The Virginian-Pilot
                             THE VIRGINIAN-PILOT 
              Copyright (c) 1995, Landmark Communications, Inc.

DATE: Tuesday, January 24, 1995              TAG: 9501240304
SECTION: LOCAL                    PAGE: B4   EDITION: FINAL 
SOURCE: BY GUY FRIDDELL, STAFF WRITER 
                                             LENGTH: Medium:   81 lines

A.S. HARRISON JR. DIES; FORMER VIRGINIA GOVERNOR

Former Gov. Albertis S. Harrison Jr., a harmonizer credited with setting the stage in conservative Virginia for a succession of moderate governors, died Monday at age 88 in his home in Lawrenceville.

Handsome, white-haired, ever cool, Harrison looked like a Virginia governor, people said. Many thought he made a good one, too.

``Albertis was such an approachable individual, who believed in mediation rather than opposition if it was possible,'' said his sidekick, former Gov. Mills E. Godwin Jr.

Harrison, who became governor in 1962, said Virginia had to be ``more than money-honest.'' In a frugal state of granitic integrity, he said the time had come to pay more heed to people's needs.

He left a hefty surplus as his term ended in 1966 and also urged in his final address that the General Assembly adopt a sales tax.

He thereby opened a way to pay for Godwin's progressive program. The two had huddled over the move and Harrison worked like a smooth quarterback in handing off the idea to the General Assembly.

One of his problems as governor was to reopen schools that Prince Edward County had closed in 1959 to try to evade the U.S. Supreme Court's order to integrate them.

President John F. Kennedy spurred a nationwide fund-raising effort to help a foundation reopen schools.

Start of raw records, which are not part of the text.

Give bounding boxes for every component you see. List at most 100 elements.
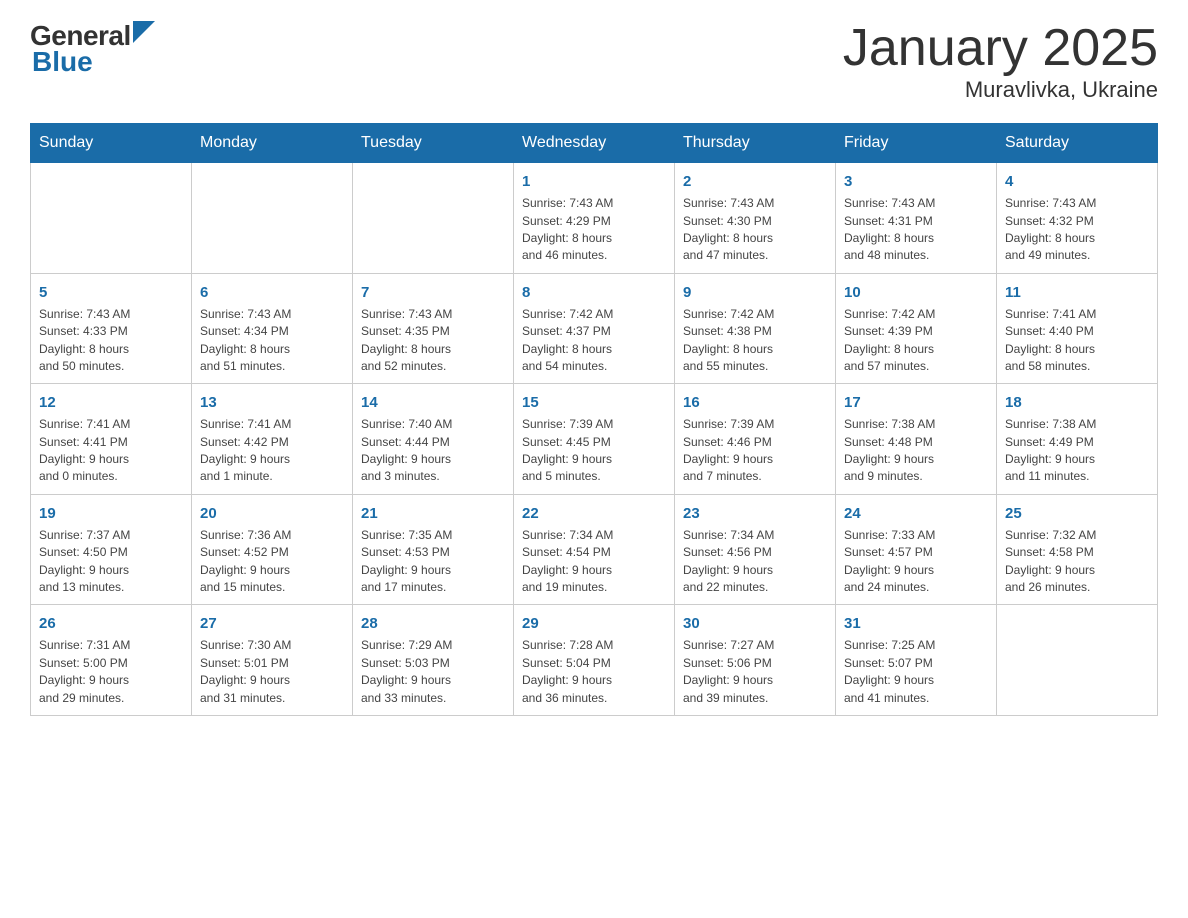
calendar-title: January 2025 <box>843 20 1158 77</box>
calendar-week-row: 1 Sunrise: 7:43 AM Sunset: 4:29 PM Daylig… <box>31 163 1158 274</box>
day-number: 28 <box>361 613 505 634</box>
day-number: 21 <box>361 503 505 524</box>
day-number: 6 <box>200 282 344 303</box>
calendar-cell: 2 Sunrise: 7:43 AM Sunset: 4:30 PM Daylig… <box>675 163 836 274</box>
calendar-cell: 10 Sunrise: 7:42 AM Sunset: 4:39 PM Dayli… <box>836 273 997 384</box>
calendar-cell: 12 Sunrise: 7:41 AM Sunset: 4:41 PM Dayli… <box>31 384 192 495</box>
day-info: Sunrise: 7:43 AM Sunset: 4:35 PM Dayligh… <box>361 306 505 376</box>
calendar-cell <box>353 163 514 274</box>
day-number: 4 <box>1005 171 1149 192</box>
day-info: Sunrise: 7:39 AM Sunset: 4:46 PM Dayligh… <box>683 416 827 486</box>
day-number: 5 <box>39 282 183 303</box>
calendar-cell: 9Sunrise: 7:42 AM Sunset: 4:38 PM Daylig… <box>675 273 836 384</box>
day-info: Sunrise: 7:41 AM Sunset: 4:40 PM Dayligh… <box>1005 306 1149 376</box>
day-info: Sunrise: 7:43 AM Sunset: 4:34 PM Dayligh… <box>200 306 344 376</box>
day-info: Sunrise: 7:38 AM Sunset: 4:49 PM Dayligh… <box>1005 416 1149 486</box>
day-number: 18 <box>1005 392 1149 413</box>
day-info: Sunrise: 7:41 AM Sunset: 4:41 PM Dayligh… <box>39 416 183 486</box>
day-info: Sunrise: 7:25 AM Sunset: 5:07 PM Dayligh… <box>844 637 988 707</box>
calendar-subtitle: Muravlivka, Ukraine <box>843 77 1158 103</box>
calendar-cell: 1 Sunrise: 7:43 AM Sunset: 4:29 PM Daylig… <box>514 163 675 274</box>
calendar-cell: 13Sunrise: 7:41 AM Sunset: 4:42 PM Dayli… <box>192 384 353 495</box>
day-number: 23 <box>683 503 827 524</box>
calendar-cell: 8 Sunrise: 7:42 AM Sunset: 4:37 PM Daylig… <box>514 273 675 384</box>
day-info: Sunrise: 7:43 AM Sunset: 4:31 PM Dayligh… <box>844 195 988 265</box>
day-info: Sunrise: 7:38 AM Sunset: 4:48 PM Dayligh… <box>844 416 988 486</box>
calendar-cell: 29 Sunrise: 7:28 AM Sunset: 5:04 PM Dayli… <box>514 605 675 716</box>
calendar-cell <box>997 605 1158 716</box>
day-number: 11 <box>1005 282 1149 303</box>
calendar-table: SundayMondayTuesdayWednesdayThursdayFrid… <box>30 123 1158 716</box>
calendar-week-row: 26Sunrise: 7:31 AM Sunset: 5:00 PM Dayli… <box>31 605 1158 716</box>
day-info: Sunrise: 7:43 AM Sunset: 4:32 PM Dayligh… <box>1005 195 1149 265</box>
day-number: 8 <box>522 282 666 303</box>
day-info: Sunrise: 7:29 AM Sunset: 5:03 PM Dayligh… <box>361 637 505 707</box>
column-header-tuesday: Tuesday <box>353 124 514 163</box>
day-info: Sunrise: 7:36 AM Sunset: 4:52 PM Dayligh… <box>200 527 344 597</box>
day-number: 19 <box>39 503 183 524</box>
day-info: Sunrise: 7:31 AM Sunset: 5:00 PM Dayligh… <box>39 637 183 707</box>
day-info: Sunrise: 7:34 AM Sunset: 4:56 PM Dayligh… <box>683 527 827 597</box>
title-block: January 2025 Muravlivka, Ukraine <box>843 20 1158 103</box>
calendar-cell: 6 Sunrise: 7:43 AM Sunset: 4:34 PM Daylig… <box>192 273 353 384</box>
calendar-cell: 27Sunrise: 7:30 AM Sunset: 5:01 PM Dayli… <box>192 605 353 716</box>
day-info: Sunrise: 7:43 AM Sunset: 4:33 PM Dayligh… <box>39 306 183 376</box>
column-header-thursday: Thursday <box>675 124 836 163</box>
day-number: 3 <box>844 171 988 192</box>
calendar-cell: 24 Sunrise: 7:33 AM Sunset: 4:57 PM Dayli… <box>836 494 997 605</box>
calendar-cell: 31 Sunrise: 7:25 AM Sunset: 5:07 PM Dayli… <box>836 605 997 716</box>
day-number: 2 <box>683 171 827 192</box>
calendar-cell: 28 Sunrise: 7:29 AM Sunset: 5:03 PM Dayli… <box>353 605 514 716</box>
calendar-week-row: 19 Sunrise: 7:37 AM Sunset: 4:50 PM Dayli… <box>31 494 1158 605</box>
day-number: 20 <box>200 503 344 524</box>
day-info: Sunrise: 7:27 AM Sunset: 5:06 PM Dayligh… <box>683 637 827 707</box>
calendar-week-row: 5 Sunrise: 7:43 AM Sunset: 4:33 PM Daylig… <box>31 273 1158 384</box>
calendar-cell: 25Sunrise: 7:32 AM Sunset: 4:58 PM Dayli… <box>997 494 1158 605</box>
day-info: Sunrise: 7:42 AM Sunset: 4:38 PM Dayligh… <box>683 306 827 376</box>
calendar-cell: 23 Sunrise: 7:34 AM Sunset: 4:56 PM Dayli… <box>675 494 836 605</box>
day-number: 12 <box>39 392 183 413</box>
calendar-cell: 7 Sunrise: 7:43 AM Sunset: 4:35 PM Daylig… <box>353 273 514 384</box>
day-info: Sunrise: 7:40 AM Sunset: 4:44 PM Dayligh… <box>361 416 505 486</box>
day-number: 31 <box>844 613 988 634</box>
day-info: Sunrise: 7:42 AM Sunset: 4:37 PM Dayligh… <box>522 306 666 376</box>
day-number: 30 <box>683 613 827 634</box>
day-info: Sunrise: 7:35 AM Sunset: 4:53 PM Dayligh… <box>361 527 505 597</box>
calendar-cell: 19 Sunrise: 7:37 AM Sunset: 4:50 PM Dayli… <box>31 494 192 605</box>
calendar-cell: 17 Sunrise: 7:38 AM Sunset: 4:48 PM Dayli… <box>836 384 997 495</box>
day-info: Sunrise: 7:37 AM Sunset: 4:50 PM Dayligh… <box>39 527 183 597</box>
day-number: 13 <box>200 392 344 413</box>
column-header-friday: Friday <box>836 124 997 163</box>
calendar-header-row: SundayMondayTuesdayWednesdayThursdayFrid… <box>31 124 1158 163</box>
day-number: 7 <box>361 282 505 303</box>
calendar-cell: 14 Sunrise: 7:40 AM Sunset: 4:44 PM Dayli… <box>353 384 514 495</box>
day-number: 17 <box>844 392 988 413</box>
day-info: Sunrise: 7:39 AM Sunset: 4:45 PM Dayligh… <box>522 416 666 486</box>
day-info: Sunrise: 7:43 AM Sunset: 4:30 PM Dayligh… <box>683 195 827 265</box>
day-info: Sunrise: 7:42 AM Sunset: 4:39 PM Dayligh… <box>844 306 988 376</box>
column-header-wednesday: Wednesday <box>514 124 675 163</box>
day-number: 1 <box>522 171 666 192</box>
day-info: Sunrise: 7:32 AM Sunset: 4:58 PM Dayligh… <box>1005 527 1149 597</box>
calendar-cell: 3 Sunrise: 7:43 AM Sunset: 4:31 PM Daylig… <box>836 163 997 274</box>
page-header: General Blue January 2025 Muravlivka, Uk… <box>30 20 1158 103</box>
calendar-cell: 30 Sunrise: 7:27 AM Sunset: 5:06 PM Dayli… <box>675 605 836 716</box>
calendar-cell <box>192 163 353 274</box>
calendar-cell: 21 Sunrise: 7:35 AM Sunset: 4:53 PM Dayli… <box>353 494 514 605</box>
column-header-monday: Monday <box>192 124 353 163</box>
calendar-cell: 16Sunrise: 7:39 AM Sunset: 4:46 PM Dayli… <box>675 384 836 495</box>
day-number: 10 <box>844 282 988 303</box>
calendar-cell: 26Sunrise: 7:31 AM Sunset: 5:00 PM Dayli… <box>31 605 192 716</box>
logo: General Blue <box>30 20 155 78</box>
day-info: Sunrise: 7:28 AM Sunset: 5:04 PM Dayligh… <box>522 637 666 707</box>
column-header-sunday: Sunday <box>31 124 192 163</box>
calendar-cell: 18 Sunrise: 7:38 AM Sunset: 4:49 PM Dayli… <box>997 384 1158 495</box>
day-info: Sunrise: 7:33 AM Sunset: 4:57 PM Dayligh… <box>844 527 988 597</box>
day-number: 24 <box>844 503 988 524</box>
calendar-cell <box>31 163 192 274</box>
calendar-cell: 11 Sunrise: 7:41 AM Sunset: 4:40 PM Dayli… <box>997 273 1158 384</box>
day-number: 14 <box>361 392 505 413</box>
day-info: Sunrise: 7:43 AM Sunset: 4:29 PM Dayligh… <box>522 195 666 265</box>
calendar-week-row: 12 Sunrise: 7:41 AM Sunset: 4:41 PM Dayli… <box>31 384 1158 495</box>
day-number: 29 <box>522 613 666 634</box>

But somebody had to head the venture.

Harrison asked former Gov. Colgate Darden to drop by his office. ``There's a little something I want you to do for me,'' he told Darden.

Darden arrived and Harrison posed the challenge. Darden finally agreed. In leaving, he turned and asked: ``Is there any other little thing you want me to do for you, Albertis?''

``That'll do for now,'' Harrison said.

Godwin appointed him to the Virginia Supreme Court in September 1967. In 1968 Godwin asked the persuasive Harrison to head an 11-member commission revising the Virginia Constitution.

Among other advances, it eased restraints on the state's borrowing powers and sought a guarantee of an education of high quality to every Virginia child.

When a half-dozen other states were rejecting constitutional reforms, Virginians approved them.

As state senator, governor and Supreme Court justice, Harrison was the first Virginian to serve in all three branches of government.

Born Jan. 11, 1907, he was the son of a Brunswick County farmer and a school-teaching mother who instilled in him a drive to excel.

With a degree from the University of Virginia Law School, where he was an editor of the Virginia Law Review, he won in 1930 a race for commonwealth's attorney of Brunswick County.

Harrison once said, ``I was not `urged by countless friends' to become a candidate, as politicians sometimes claim. The only people who asked me to run were my parents, who thought it was high time that I made some money.''

He kept that post, unopposed, for 16 years, broken briefly by World War II service in the Navy. In 1947, he was elected to the Virginia Senate and in 1957 ran for attorney general, backed by Harry F. Byrd's powerful conservative organization.

As a state senator, Harrison had a major hand in shaping on a legislative commission a somewhat moderate approach to the U.S. Supreme Court's school desegregation decree. It would have allowed localities flexibility in meeting the court's orders.

But Byrd bulled the legislature into adopting Massive Resistance to integration. In the most trying phase of his career, Harrison had to defend that stance in federal courts.

In 1958, Harrison wrote to Byrd that desegregation was inevitable. In December, a group of business leaders warned Almond and Harrison that new industries would avoid areas where schools were threatened.

In 1959, state and federal courts junked Massive Resistance. Harrison helped then-Gov. J. Lindsay Almond Jr. develop the freedom of choice plan that freed Virginia.

In 1961, Harrison won a hot primary race for governor against valorous Lt. Gov. A.E.S. Stephens.

Harrison and other Virginia governors, Democrats and Republicans, repeatedly called on one another for help in those days.